An experiment in Washington state makes headlines today: 10 prominent residents were tested for toxic chemicals to draw attention to the pollution hiding in our everyday lives.
Other investigations of this problem have occured before. In one of the more memorable and disturbing episodes of the PBS show NOW, journalist Bill Moyers was tested for pollutants in his body. In 2004, Sightline tested the breastmilk of 40 Pacific Northwest mothers for toxins. You can read the results and related articles here.
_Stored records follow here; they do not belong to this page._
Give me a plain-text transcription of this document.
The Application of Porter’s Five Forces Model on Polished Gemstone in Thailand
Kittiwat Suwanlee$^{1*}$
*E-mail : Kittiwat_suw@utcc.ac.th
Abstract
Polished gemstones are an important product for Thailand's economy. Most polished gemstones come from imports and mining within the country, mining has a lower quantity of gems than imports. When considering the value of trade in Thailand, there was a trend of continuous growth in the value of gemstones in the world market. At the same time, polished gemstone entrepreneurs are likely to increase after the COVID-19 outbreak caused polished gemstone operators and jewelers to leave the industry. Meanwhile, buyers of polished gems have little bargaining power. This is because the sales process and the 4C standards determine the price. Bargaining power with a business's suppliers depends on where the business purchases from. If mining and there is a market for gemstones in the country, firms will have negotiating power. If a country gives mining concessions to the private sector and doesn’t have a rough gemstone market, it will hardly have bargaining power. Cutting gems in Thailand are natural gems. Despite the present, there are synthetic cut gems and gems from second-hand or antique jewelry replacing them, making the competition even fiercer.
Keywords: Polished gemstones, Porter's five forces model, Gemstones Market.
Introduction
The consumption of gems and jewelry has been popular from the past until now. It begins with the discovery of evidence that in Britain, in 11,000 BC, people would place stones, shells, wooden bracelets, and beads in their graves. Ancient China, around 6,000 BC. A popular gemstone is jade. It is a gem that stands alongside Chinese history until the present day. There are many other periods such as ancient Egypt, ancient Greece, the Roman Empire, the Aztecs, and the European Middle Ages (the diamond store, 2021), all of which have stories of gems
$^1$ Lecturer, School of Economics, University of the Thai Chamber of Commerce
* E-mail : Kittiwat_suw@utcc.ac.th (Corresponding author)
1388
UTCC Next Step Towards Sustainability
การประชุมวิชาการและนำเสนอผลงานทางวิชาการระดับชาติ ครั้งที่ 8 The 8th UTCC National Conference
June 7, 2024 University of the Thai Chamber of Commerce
Author and scientist Sandra Steingraber also wrote a fantastic piece about this several years back for my former employer, In These Times magazine, titled “The Myth of Living Safely in a Toxic World.” She thinks it’s futile to try to buy yourself out of a polluted world. Even if your home is completely stocked with groovy, green goods, you still have to take a shower. Your child still has to breathe the air:
“[T]he sooner we quit trying to turn our bodies and homes into fortresses against toxic invasions, the sooner we’ll realize that we have no choice but to rise up and demand an end to the invasion. The hard fact is that we cannot opt out of the water cycle or the food chain. … The way continue the process of detoxification is to stop distracting ourselves with individual sacrifices and get involved with the political struggle. … Ask yourself how other human rights activists you admire once prevailed against formidable opponents—how women won the right to vote, how abolitionists succeeded in divorcing our economy from slave labor, how workers won the right to a weekend. I think you will find depression and cynicism soon yielding to inspiration and courage.”